Your Excellency, Governor, four years seem like a long time. But you will soon find out that they pass rather quickly. Inundated by frivolous demands from traditional rulers, prayer contractors, women of easy virtue, dubious contractors and other vulgar types, it is easy to lose focus and to derail. As a politician, you cannot, of course, overlook the demands of politics. But I would insist that the highest demand of politics is development – the kind of development that changes lives, improves human welfare and gives our people hope of a better future and fulfils the promise of the life more abundant.
You must therefore, develop a clear vision of what you want to achieve. You have to have a plan; one that gives your people hope of a better life. There is so much misery in our country. The youths have been robbed of their future. The suffering of our people is immense. Of course, there is no magic wand to bring out instantaneous solutions in one fell swoop.
The dream of our New Jerusalem will take years – even decades. But every step matters. David failed the giant Goliath with a sling shot and five stones. Moses parted the Red Sea with one staff and the children of Israel walked across the wilderness to the Land of Promise. If you have faith like a mustard seed, you can move the mountain of poverty that has sat on the back of our people for millenniums. Despair is the worst sin of all.
As a public finance specialist, I am the first to know that it is not possible to do everything, even with the best of intentions. You have to operate with the binding constraints of means and ends. You must therefore prioritise. Focus on the practical needs of your people: food, agriculture, housing, education, roads, electricity, rural infrastructures, urban development, health, and above all, peace and security, without which nothing is possible. Block all the leakages that civil servants use to bleed our coffers dry. Live modestly.

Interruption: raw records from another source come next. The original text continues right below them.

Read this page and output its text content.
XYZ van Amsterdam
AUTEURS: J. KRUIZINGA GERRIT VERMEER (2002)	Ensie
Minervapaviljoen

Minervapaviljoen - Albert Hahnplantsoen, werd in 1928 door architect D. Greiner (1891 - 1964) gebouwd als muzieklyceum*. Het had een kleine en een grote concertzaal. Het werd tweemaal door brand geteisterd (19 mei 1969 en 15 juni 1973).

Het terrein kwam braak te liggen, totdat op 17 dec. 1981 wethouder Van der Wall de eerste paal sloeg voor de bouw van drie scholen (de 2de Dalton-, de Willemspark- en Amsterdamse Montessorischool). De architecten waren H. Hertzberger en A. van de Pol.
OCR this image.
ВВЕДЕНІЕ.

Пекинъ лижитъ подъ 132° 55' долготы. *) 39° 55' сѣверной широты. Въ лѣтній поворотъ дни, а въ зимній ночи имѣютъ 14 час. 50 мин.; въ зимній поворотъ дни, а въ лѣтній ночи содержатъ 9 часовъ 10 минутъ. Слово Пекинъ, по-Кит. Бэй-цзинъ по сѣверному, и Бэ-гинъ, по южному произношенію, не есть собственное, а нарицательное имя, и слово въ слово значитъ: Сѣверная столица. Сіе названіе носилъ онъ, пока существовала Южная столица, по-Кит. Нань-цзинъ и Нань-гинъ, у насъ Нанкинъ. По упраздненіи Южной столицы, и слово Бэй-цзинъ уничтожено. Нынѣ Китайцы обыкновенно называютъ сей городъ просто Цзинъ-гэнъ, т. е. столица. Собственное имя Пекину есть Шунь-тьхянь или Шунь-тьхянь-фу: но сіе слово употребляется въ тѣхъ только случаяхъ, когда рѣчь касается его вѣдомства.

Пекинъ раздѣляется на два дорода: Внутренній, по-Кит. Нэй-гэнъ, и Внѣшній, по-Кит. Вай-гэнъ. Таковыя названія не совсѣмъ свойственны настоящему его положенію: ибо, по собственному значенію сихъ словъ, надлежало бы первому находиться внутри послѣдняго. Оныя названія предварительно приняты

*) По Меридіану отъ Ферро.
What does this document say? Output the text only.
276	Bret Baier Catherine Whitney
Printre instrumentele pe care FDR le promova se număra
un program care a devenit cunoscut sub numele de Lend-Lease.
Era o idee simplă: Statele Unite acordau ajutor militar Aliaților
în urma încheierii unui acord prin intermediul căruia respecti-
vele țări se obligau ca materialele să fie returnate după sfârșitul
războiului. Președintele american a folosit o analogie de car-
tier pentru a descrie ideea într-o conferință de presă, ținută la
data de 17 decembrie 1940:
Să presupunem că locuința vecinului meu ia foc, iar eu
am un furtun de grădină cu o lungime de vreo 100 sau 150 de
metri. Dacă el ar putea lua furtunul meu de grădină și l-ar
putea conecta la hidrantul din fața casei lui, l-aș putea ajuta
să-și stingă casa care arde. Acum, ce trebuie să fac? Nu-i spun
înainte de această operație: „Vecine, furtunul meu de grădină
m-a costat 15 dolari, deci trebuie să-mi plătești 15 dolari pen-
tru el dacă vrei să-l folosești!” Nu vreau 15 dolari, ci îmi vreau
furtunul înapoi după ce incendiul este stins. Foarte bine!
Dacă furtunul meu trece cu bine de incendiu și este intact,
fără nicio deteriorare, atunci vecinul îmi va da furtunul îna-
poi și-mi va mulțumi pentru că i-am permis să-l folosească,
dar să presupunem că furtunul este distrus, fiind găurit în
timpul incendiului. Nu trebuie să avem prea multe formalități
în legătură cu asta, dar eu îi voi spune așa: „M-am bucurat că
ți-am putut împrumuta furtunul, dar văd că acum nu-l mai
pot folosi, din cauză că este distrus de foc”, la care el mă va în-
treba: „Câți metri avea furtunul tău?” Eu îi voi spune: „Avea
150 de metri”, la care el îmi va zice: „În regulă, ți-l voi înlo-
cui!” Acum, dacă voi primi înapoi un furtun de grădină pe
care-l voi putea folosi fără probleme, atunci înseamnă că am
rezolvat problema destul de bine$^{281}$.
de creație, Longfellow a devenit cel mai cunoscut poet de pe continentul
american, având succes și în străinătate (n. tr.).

Avoid the flamboyant motorcades that the accident-prone Suswam of Benue used to terrorise Middle Belt roads with.
Governor, Sir, destiny has opened the doors for you to make history. The most gifted geniuses of world history such as Plato, Aristotle and Albert Einstein, never had the opportunity that you have to touch lives and to leave the world better than you found it. Do not fall into the temptations that overtook some of your predecessors who went on to abuse their privileges without restraint or civility. The Nigerian electorate are more discerning and more critical than ever. The upsets that overtook the once impregnable Peoples Democratic Party (PDP) juggernaut should be a capital lesson to every politician who succumbs to the Icarus Syndrome and the arrogance of power.
The conservative British politician and former minister in the government of Harold Macmillan in the 1960s, Enoch Powell, famously declared that all political careers ultimately end in failure. Before entering politics, he was one of the most brilliant young men of his generation at Cambridge, having been appointed to a professorship in Classics when he was only twenty-five. If, as Governor, you do well, you might get re-elected while leaving your mark on history. If you squander the opportunity, Powell’s prophecy will be your lot sooner than you imagine. The choice is yours.